A market rotation appears to be underway. No, I'm not talking about the shift from growth stocks to value stocks in the broader market. Instead, I'm referring to the relative rise of Canadian cannabis stocks compared to U.S. pot stocks.
In 2020, most Canadian marijuana stocks languished, while many U.S.-based stocks soared. Although quite a few of the U.S. stocks are performing well in 2021, their Canadian counterparts have roared back.
Here are the three best marijuana stocks so far this year -- and whether or not they're smart picks to buy now. (Note: This list excludes any stocks with market caps below $200 million.)
It feels a little like deja vu with Tilray (NASDAQ:TLRY). The Canadian cannabis stock enjoyed widespread attention back in 2018 after its initial public offering (IPO).
At one point, Tilray's shares skyrocketed nearly 1,400%. The stock hasn't delivered that kind of return so far in 2021. However, Tilray ranks as the best performing pot stock year to date with an impressive gain of more than 130%.
Arguably the most important reason behind Tilray's strong performance this year is the company's pending merger with Aphria (NASDAQ:APHA). The combination of the two rivals will create the largest cannabis company in the world.
Investors have also been excited about the possibility that Tilray (and other Canadian cannabis operators) could be allowed to expand into the lucrative U.S. cannabis market in the not-too-distant future. With Democrats in control of the U.S. Congress and the Biden administration's campaign pledge to decriminalize marijuana, the chances of major cannabis reform is better than it's ever been.
Tilray also reported better-than-expected fourth-quarter results in February. The company's revenue rebounded strongly and its gross margin improved significantly. Tilray also met its goal of achieving positive adjusted earnings before interest, taxes, depreciation, and amortization (EBITDA).
Perhaps unsurprisingly, the second-best marijuana stock this year belongs to the company that plans to merge with Tilray -- Aphria. The Canadian cannabis producer's shares have soared nearly 130%, trailing only slightly behind Tilray's gain.
All of the reasons for Tilray's big gains also apply to Aphria. The impending merger and the hopes of entering the U.S. market have boosted investors' enthusiasm for the stock. Like Tilray, Aphria also posted better-than-expected quarterly results earlier this year.

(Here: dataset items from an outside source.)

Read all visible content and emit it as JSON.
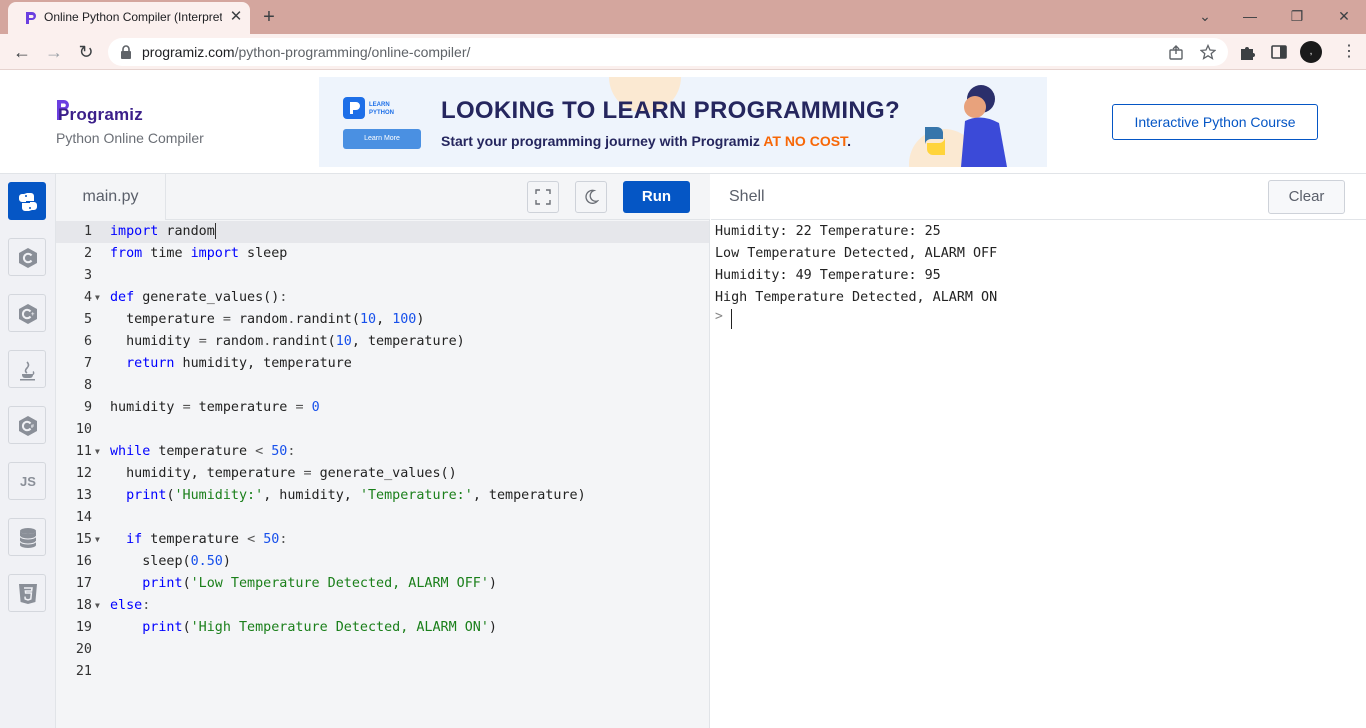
{
  "browser": {
    "tab_title": "Online Python Compiler (Interpreter)",
    "url_host": "programiz.com",
    "url_path": "/python-programming/online-compiler/",
    "avatar_initial": ","
  },
  "header": {
    "logo_text": "Programiz",
    "subtitle": "Python Online Compiler",
    "banner": {
      "badge_text": "LEARN PYTHON",
      "learn_more": "Learn More",
      "headline": "LOOKING TO LEARN PROGRAMMING?",
      "sub_prefix": "Start your programming journey with Programiz ",
      "sub_accent": "AT NO COST",
      "sub_suffix": "."
    },
    "course_button": "Interactive Python Course"
  },
  "sidebar": {
    "languages": [
      "python",
      "c",
      "cpp",
      "java",
      "csharp",
      "js",
      "sql",
      "html"
    ],
    "js_label": "JS"
  },
  "editor": {
    "filename": "main.py",
    "run_label": "Run",
    "current_line": 1
  },
  "shell": {
    "title": "Shell",
    "clear_label": "Clear",
    "output": [
      "Humidity: 22 Temperature: 25",
      "Low Temperature Detected, ALARM OFF",
      "Humidity: 49 Temperature: 95",
      "High Temperature Detected, ALARM ON"
    ],
    "prompt": ">"
  },
  "colors": {
    "brand_blue": "#0556c5",
    "accent_orange": "#f76707",
    "tab_bar": "#d4a69e"
  },
  "code_lines": [
    "import random",
    "from time import sleep",
    "",
    "def generate_values():",
    "  temperature = random.randint(10, 100)",
    "  humidity = random.randint(10, temperature)",
    "  return humidity, temperature",
    "",
    "humidity = temperature = 0",
    "",
    "while temperature < 50:",
    "  humidity, temperature = generate_values()",
    "  print('Humidity:', humidity, 'Temperature:', temperature)",
    "",
    "  if temperature < 50:",
    "    sleep(0.50)",
    "    print('Low Temperature Detected, ALARM OFF')",
    "else:",
    "    print('High Temperature Detected, ALARM ON')",
    "",
    ""
  ],
  "line_numbers": [
    "1",
    "2",
    "3",
    "4",
    "5",
    "6",
    "7",
    "8",
    "9",
    "10",
    "11",
    "12",
    "13",
    "14",
    "15",
    "16",
    "17",
    "18",
    "19",
    "20",
    "21"
  ],
  "fold_lines": [
    4,
    11,
    15,
    18
  ]
}
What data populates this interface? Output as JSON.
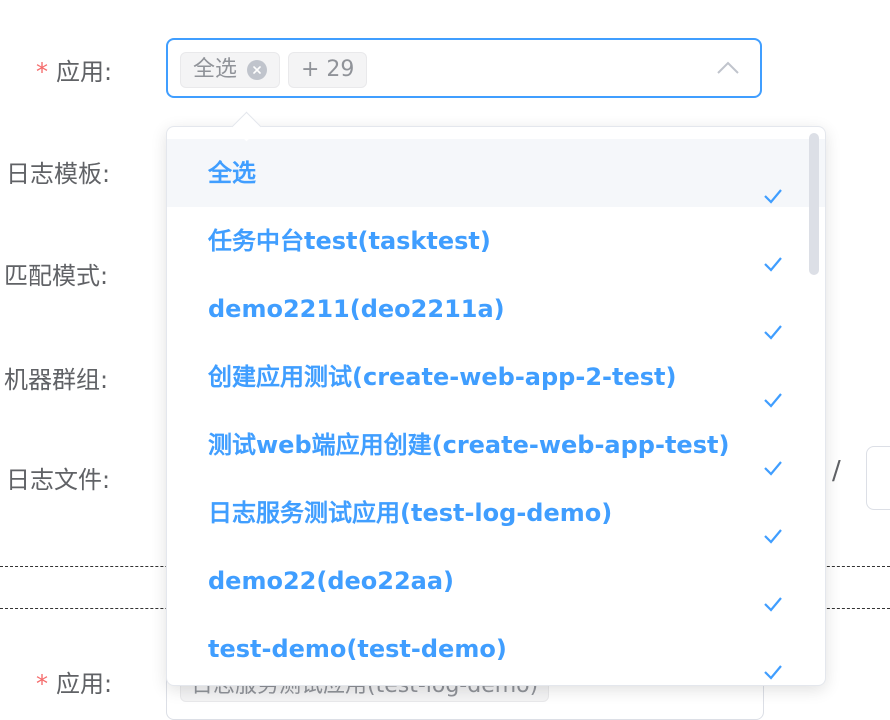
{
  "form": {
    "required_mark": "*",
    "labels": {
      "app": "应用:",
      "log_template": "日志模板:",
      "match_mode": "匹配模式:",
      "machine_group": "机器群组:",
      "log_file": "日志文件:",
      "app2": "应用:"
    },
    "path_separator": "/"
  },
  "app_select": {
    "tags": [
      "全选",
      "+ 29"
    ],
    "icons": {
      "tag_close": "close-circle-icon",
      "arrow": "chevron-up-icon"
    }
  },
  "dropdown": {
    "items": [
      "全选",
      "任务中台test(tasktest)",
      "demo2211(deo2211a)",
      "创建应用测试(create-web-app-2-test)",
      "测试web端应用创建(create-web-app-test)",
      "日志服务测试应用(test-log-demo)",
      "demo22(deo22aa)",
      "test-demo(test-demo)"
    ],
    "check_icon": "check-icon",
    "accent_color": "#409eff"
  },
  "second_select": {
    "tag": "日志服务测试应用(test-log-demo)"
  }
}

Aphria's and Tilray's stocks pretty much move in lockstep these days. Under the terms of the companies' merger agreement, Aphria shareholders will receive 0.8381 shares of Tilray for each of their shares of Aphria. The ratio between the two stock prices has been closing in on this level in recent weeks, pushing Aphria's shares higher.
3. Sundial Growers
Sundial Growers (NASDAQ:SNDL) vaulted onto the stage in 2021 as a red-hot meme stock. Its shares jumped more than 500% at one point. Some of the sizzle has fizzled, but Sundial stock has still nearly doubled year to date.
Most of Sundial's gains stemmed from the buzz initially created for the stock on Reddit. This mushroomed into widespread interest in the previously little-known Canadian pot stock. Sundial now ranks as the third most widely held stock among Robinhood investors and is the most popular marijuana stock on the trading platform.
It also helped that investors liked Sundial's Q4 results announced in March. The company beat the consensus analyst revenue estimate. In addition, Sundial reported that it's forming a joint venture with SunStream Bancorp to invest in cannabis companies in Canada and other countries.
Are they buys now?
A few weeks ago, there was one compelling reason to buy Aphria stock. An arbitrage opportunity existed because the ratio between Aphria's share price and Tilray's share price was well below the exchange ratio established in the companies' merger agreement. However, as I mentioned earlier, the ratio between the two stock prices has now closed in on the target level. As a result, the arbitrage play with Aphria has largely evaporated.
My view is that none of these stocks are great picks to buy right now. Sundial continues to post hefty losses and faces significant competitive challenges in the Canadian market. Aphria and Tilray will certainly be big after their merger, but I don't think the combined entity will be in the strongest position to win in the U.S. market if and when federal cannabis laws clear the way for entry.
The reality is that there are other marijuana stocks that have stronger financial positions and better growth prospects than Tilray, Aphria, or Sundial Growers. Investing in the stocks with the best chances of future success makes more sense than buying stocks that have delivered the biggest gains over the last three months.